Tahminlerimize ve satıcıdaki meslektaşlarımızın test sonuçlarına göre Light Agent, müşterilerin sanal altyapısı üzerindeki yükü yaklaşık %25 oranında azaltır (geleneksel anti-virüs yazılımı kullanan bir sistemle karşılaştırıldığında). Özellikle, fiziksel ortamlar için standart Kaspersky Endpoint Security (KES) antivirüsü, hafif aracı tabanlı sanallaştırma çözümüne (%2,95) göre neredeyse iki kat daha fazla sunucu CPU zamanı (%1,67) tüketir.

Geleneksel antivirüsler neden genel bulutlar için uygun değildir? Peki ne yapmalıyım?
CPU yükü karşılaştırma tablosu

Disk yazma erişimlerinin sıklığında da benzer bir durum gözleniyor: klasik bir antivirüs için 1011 IOPS, bulut antivirüs için 671 IOPS'dir.

Geleneksel antivirüsler neden genel bulutlar için uygun değildir? Peki ne yapmalıyım?
Disk erişim hızı karşılaştırma grafiği

Performans avantajı, altyapı kararlılığını korumanıza ve bilgi işlem gücünü daha verimli kullanmanıza olanak tanır. Çözüm, genel bulut ortamında çalışmaya uyum sağlayarak bulut performansını düşürmez: dosyaları merkezi olarak kontrol eder ve güncellemeleri indirerek yükü dağıtır. Bu, bir yandan bulut altyapısıyla ilgili tehditlerin gözden kaçmayacağı, diğer yandan sanal makinelerin kaynak gereksinimlerinin geleneksel bir antivirüse kıyasla ortalama %25 oranında azalacağı anlamına geliyor.

İşlevsellik açısından her iki çözüm de birbirine çok benzer: aşağıda bir karşılaştırma tablosu bulunmaktadır. Ancak yukarıdaki test sonuçlarının gösterdiği gibi bulutta, sanal ortamlara yönelik bir çözümün kullanılması hala en uygunudur.

Geleneksel antivirüsler neden genel bulutlar için uygun değildir? Peki ne yapmalıyım?

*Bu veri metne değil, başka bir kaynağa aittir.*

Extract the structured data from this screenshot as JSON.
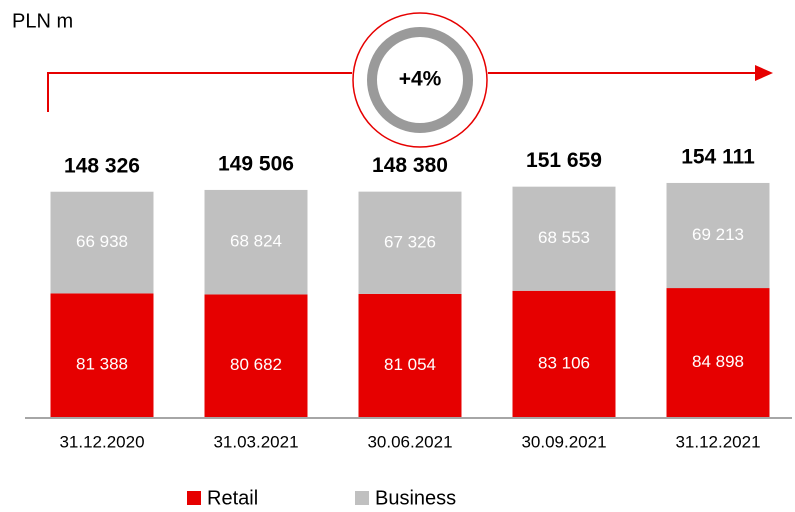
{
  "chart_data": {
    "type": "stacked_bar",
    "unit_label": "PLN m",
    "annotation": "+4%",
    "categories": [
      "31.12.2020",
      "31.03.2021",
      "30.06.2021",
      "30.09.2021",
      "31.12.2021"
    ],
    "series": [
      {
        "name": "Retail",
        "color": "#e60000",
        "values": [
          81388,
          80682,
          81054,
          83106,
          84898
        ],
        "value_labels": [
          "81 388",
          "80 682",
          "81 054",
          "83 106",
          "84 898"
        ]
      },
      {
        "name": "Business",
        "color": "#c0c0c0",
        "values": [
          66938,
          68824,
          67326,
          68553,
          69213
        ],
        "value_labels": [
          "66 938",
          "68 824",
          "67 326",
          "68 553",
          "69 213"
        ]
      }
    ],
    "totals": [
      148326,
      149506,
      148380,
      151659,
      154111
    ],
    "total_labels": [
      "148 326",
      "149 506",
      "148 380",
      "151 659",
      "154 111"
    ],
    "ylim": [
      0,
      160000
    ]
  }
}
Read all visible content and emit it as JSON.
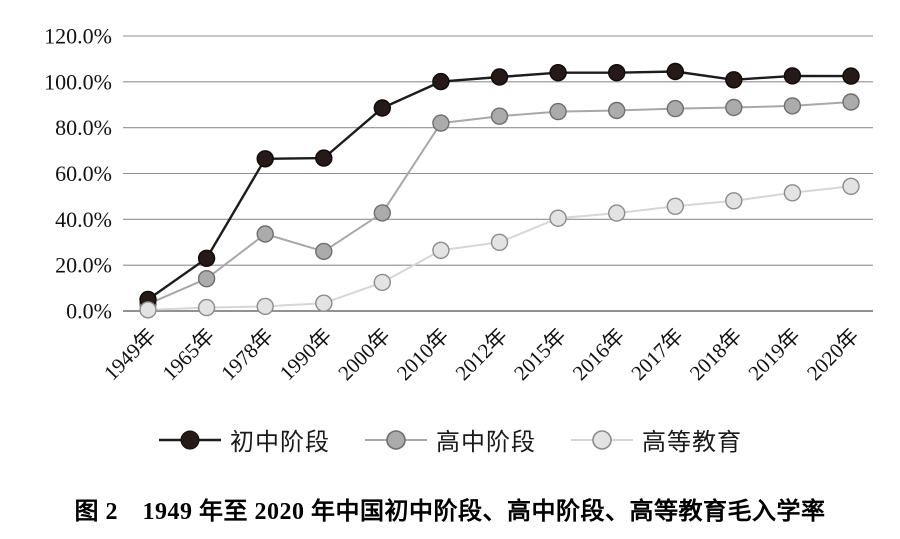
{
  "figure": {
    "caption": "图 2　1949 年至 2020 年中国初中阶段、高中阶段、高等教育毛入学率"
  },
  "chart_data": {
    "type": "line",
    "title": "",
    "xlabel": "",
    "ylabel": "",
    "categories": [
      "1949年",
      "1965年",
      "1978年",
      "1990年",
      "2000年",
      "2010年",
      "2012年",
      "2015年",
      "2016年",
      "2017年",
      "2018年",
      "2019年",
      "2020年"
    ],
    "series": [
      {
        "name": "初中阶段",
        "values": [
          5.0,
          23.0,
          66.4,
          66.7,
          88.6,
          100.1,
          102.1,
          104.0,
          104.0,
          104.5,
          100.9,
          102.6,
          102.5
        ],
        "line_color": "#1c1c1c",
        "marker_fill": "#251a18",
        "marker_stroke": "#0f0a0a",
        "line_width": 2.4,
        "marker_radius": 8
      },
      {
        "name": "高中阶段",
        "values": [
          3.0,
          14.1,
          33.6,
          26.0,
          42.8,
          82.0,
          85.0,
          87.0,
          87.5,
          88.3,
          88.8,
          89.5,
          91.2
        ],
        "line_color": "#a8a8a8",
        "marker_fill": "#ababab",
        "marker_stroke": "#6e6e6e",
        "line_width": 2,
        "marker_radius": 8
      },
      {
        "name": "高等教育",
        "values": [
          0.5,
          1.5,
          2.0,
          3.4,
          12.5,
          26.5,
          30.0,
          40.5,
          42.7,
          45.7,
          48.1,
          51.6,
          54.4
        ],
        "line_color": "#d6d6d6",
        "marker_fill": "#e3e3e3",
        "marker_stroke": "#8c8c8c",
        "line_width": 2,
        "marker_radius": 8
      }
    ],
    "ylim": [
      0,
      120
    ],
    "ytick_step": 20,
    "ytick_labels": [
      "0.0%",
      "20.0%",
      "40.0%",
      "60.0%",
      "80.0%",
      "100.0%",
      "120.0%"
    ],
    "grid": "horizontal-only",
    "gridline_color": "#909090",
    "axis_text_color": "#111111",
    "legend_position": "bottom",
    "background": "#ffffff",
    "draw_order": [
      1,
      0,
      2
    ]
  }
}
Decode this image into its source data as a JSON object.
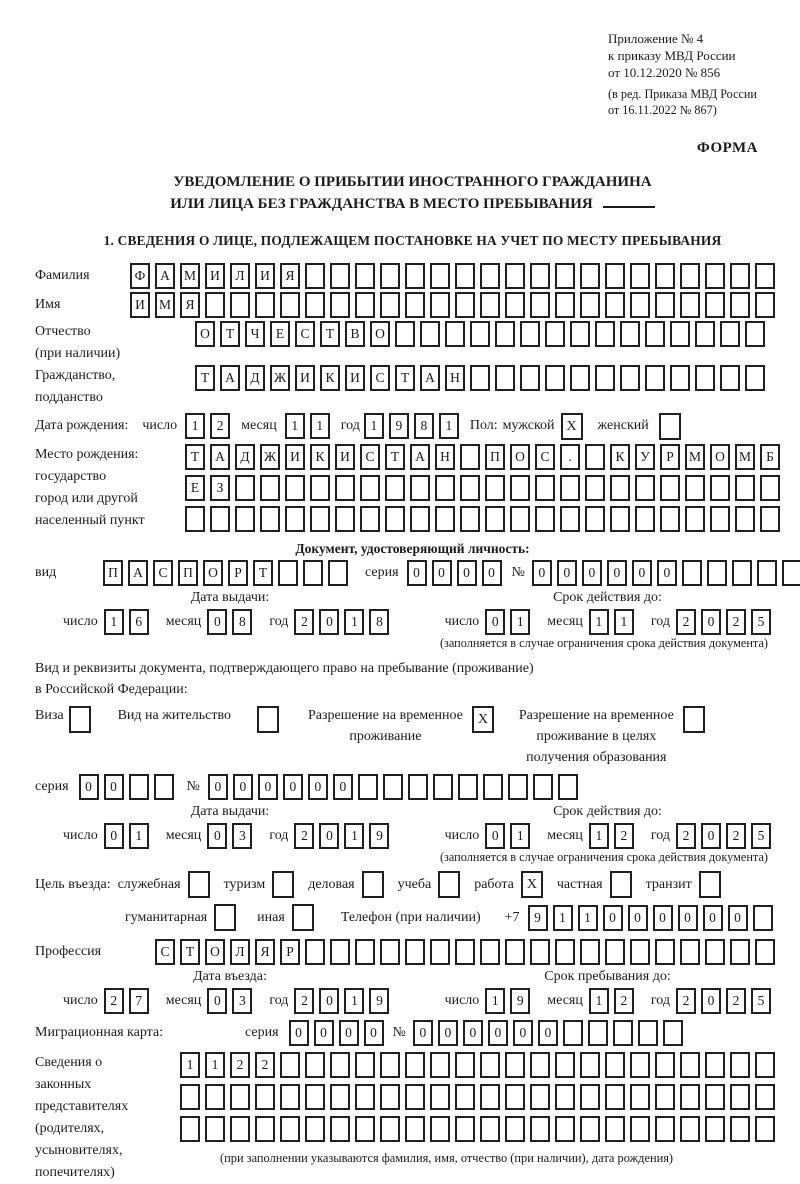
{
  "doc": {
    "annex": [
      "Приложение № 4",
      "к приказу МВД России",
      "от 10.12.2020 № 856"
    ],
    "annex_edit": [
      "(в ред. Приказа МВД России",
      "от 16.11.2022 № 867)"
    ],
    "forma": "ФОРМА",
    "title1": "УВЕДОМЛЕНИЕ О ПРИБЫТИИ ИНОСТРАННОГО ГРАЖДАНИНА",
    "title2": "ИЛИ ЛИЦА БЕЗ ГРАЖДАНСТВА В МЕСТО ПРЕБЫВАНИЯ",
    "section1": "1. СВЕДЕНИЯ О ЛИЦЕ, ПОДЛЕЖАЩЕМ ПОСТАНОВКЕ НА УЧЕТ ПО МЕСТУ ПРЕБЫВАНИЯ"
  },
  "labels": {
    "surname": "Фамилия",
    "name": "Имя",
    "patronymic": "Отчество",
    "patronymic2": "(при наличии)",
    "citizenship": "Гражданство,",
    "citizenship2": "подданство",
    "birthdate": "Дата рождения:",
    "day": "число",
    "month": "месяц",
    "year": "год",
    "sex": "Пол:",
    "male": "мужской",
    "female": "женский",
    "birthplace": "Место рождения:",
    "birthplace2": "государство",
    "birthplace3": "город или другой",
    "birthplace4": "населенный пункт",
    "iddoc_header": "Документ, удостоверяющий личность:",
    "kind": "вид",
    "series": "серия",
    "number": "№",
    "issue_date": "Дата выдачи:",
    "valid_until": "Срок действия до:",
    "valid_note": "(заполняется в случае ограничения срока действия документа)",
    "residence1": "Вид и реквизиты документа, подтверждающего право на пребывание (проживание)",
    "residence2": "в Российской Федерации:",
    "visa": "Виза",
    "residence_permit": "Вид на жительство",
    "rvp1": "Разрешение на временное",
    "rvp2": "проживание",
    "rvpo1": "Разрешение на временное",
    "rvpo2": "проживание в целях",
    "rvpo3": "получения образования",
    "purpose": "Цель въезда:",
    "official": "служебная",
    "tourism": "туризм",
    "business": "деловая",
    "study": "учеба",
    "work": "работа",
    "private": "частная",
    "transit": "транзит",
    "humanitarian": "гуманитарная",
    "other": "иная",
    "phone": "Телефон (при наличии)",
    "phone_prefix": "+7",
    "profession": "Профессия",
    "entry_date": "Дата въезда:",
    "stay_until": "Срок пребывания до:",
    "migration_card": "Миграционная карта:",
    "reps1": "Сведения о",
    "reps2": "законных",
    "reps3": "представителях",
    "reps4": "(родителях,",
    "reps5": "усыновителях,",
    "reps6": "попечителях)",
    "reps_note": "(при заполнении указываются фамилия, имя, отчество (при наличии), дата рождения)"
  },
  "values": {
    "surname": {
      "content": "ФАМИЛИЯ",
      "count": 26
    },
    "name": {
      "content": "ИМЯ",
      "count": 26
    },
    "patronymic": {
      "content": "ОТЧЕСТВО",
      "count": 23
    },
    "citizenship": {
      "content": "ТАДЖИКИСТАН",
      "count": 23
    },
    "birth_day": {
      "content": "12",
      "count": 2
    },
    "birth_month": {
      "content": "11",
      "count": 2
    },
    "birth_year": {
      "content": "1981",
      "count": 4
    },
    "sex_male": {
      "content": "X",
      "count": 1
    },
    "sex_female": {
      "content": "",
      "count": 1
    },
    "birthplace1": {
      "content": "ТАДЖИКИСТАН ПОС. КУРМОМБ",
      "count": 24
    },
    "birthplace2": {
      "content": "ЕЗ",
      "count": 24
    },
    "birthplace3": {
      "content": "",
      "count": 24
    },
    "doc_kind": {
      "content": "ПАСПОРТ",
      "count": 10
    },
    "doc_series": {
      "content": "0000",
      "count": 4
    },
    "doc_number": {
      "content": "000000",
      "count": 11
    },
    "doc_issue_day": {
      "content": "16",
      "count": 2
    },
    "doc_issue_month": {
      "content": "08",
      "count": 2
    },
    "doc_issue_year": {
      "content": "2018",
      "count": 4
    },
    "doc_valid_day": {
      "content": "01",
      "count": 2
    },
    "doc_valid_month": {
      "content": "11",
      "count": 2
    },
    "doc_valid_year": {
      "content": "2025",
      "count": 4
    },
    "cb_visa": {
      "content": "",
      "count": 1
    },
    "cb_residence": {
      "content": "",
      "count": 1
    },
    "cb_rvp": {
      "content": "X",
      "count": 1
    },
    "cb_rvpo": {
      "content": "",
      "count": 1
    },
    "permit_series": {
      "content": "00",
      "count": 4
    },
    "permit_number": {
      "content": "000000",
      "count": 15
    },
    "permit_issue_day": {
      "content": "01",
      "count": 2
    },
    "permit_issue_month": {
      "content": "03",
      "count": 2
    },
    "permit_issue_year": {
      "content": "2019",
      "count": 4
    },
    "permit_valid_day": {
      "content": "01",
      "count": 2
    },
    "permit_valid_month": {
      "content": "12",
      "count": 2
    },
    "permit_valid_year": {
      "content": "2025",
      "count": 4
    },
    "cb_official": {
      "content": "",
      "count": 1
    },
    "cb_tourism": {
      "content": "",
      "count": 1
    },
    "cb_business": {
      "content": "",
      "count": 1
    },
    "cb_study": {
      "content": "",
      "count": 1
    },
    "cb_work": {
      "content": "X",
      "count": 1
    },
    "cb_private": {
      "content": "",
      "count": 1
    },
    "cb_transit": {
      "content": "",
      "count": 1
    },
    "cb_humanitarian": {
      "content": "",
      "count": 1
    },
    "cb_other": {
      "content": "",
      "count": 1
    },
    "phone": {
      "content": "911000000",
      "count": 10
    },
    "profession": {
      "content": "СТОЛЯР",
      "count": 25
    },
    "entry_day": {
      "content": "27",
      "count": 2
    },
    "entry_month": {
      "content": "03",
      "count": 2
    },
    "entry_year": {
      "content": "2019",
      "count": 4
    },
    "stay_day": {
      "content": "19",
      "count": 2
    },
    "stay_month": {
      "content": "12",
      "count": 2
    },
    "stay_year": {
      "content": "2025",
      "count": 4
    },
    "mk_series": {
      "content": "0000",
      "count": 4
    },
    "mk_number": {
      "content": "000000",
      "count": 11
    },
    "reps_row1": {
      "content": "1122",
      "count": 24
    },
    "reps_row2": {
      "content": "",
      "count": 24
    },
    "reps_row3": {
      "content": "",
      "count": 24
    }
  }
}
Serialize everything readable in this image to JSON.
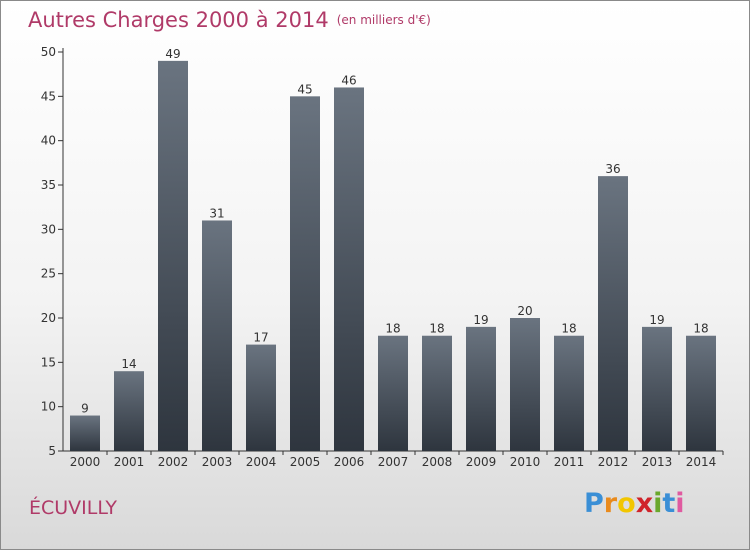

Yeni yaklaşım çerçevesinde tarifeler hakkında. vCPU sayısına göre lisans almamıza olanak tanıyan bir model kullanmaya karar verdik. Bu, lisans sayısının vCPU sayısına eşit olacağı anlamına gelir. Bir istek bırakarak antivirüsünüzü test edebilirsiniz. çevrimiçi.

Bulut konularıyla ilgili bir sonraki makalede, bulut WAF'lerin evrimi ve neyin seçilmesinin daha iyi olduğu hakkında konuşacağız: donanım, yazılım veya bulut.

Metin, bulut sağlayıcısı #CloudMTS çalışanları tarafından hazırlandı: Önde gelen mimar Denis Myagkov ve bilgi güvenliği ürün geliştirme müdürü Alexey Afanasyev.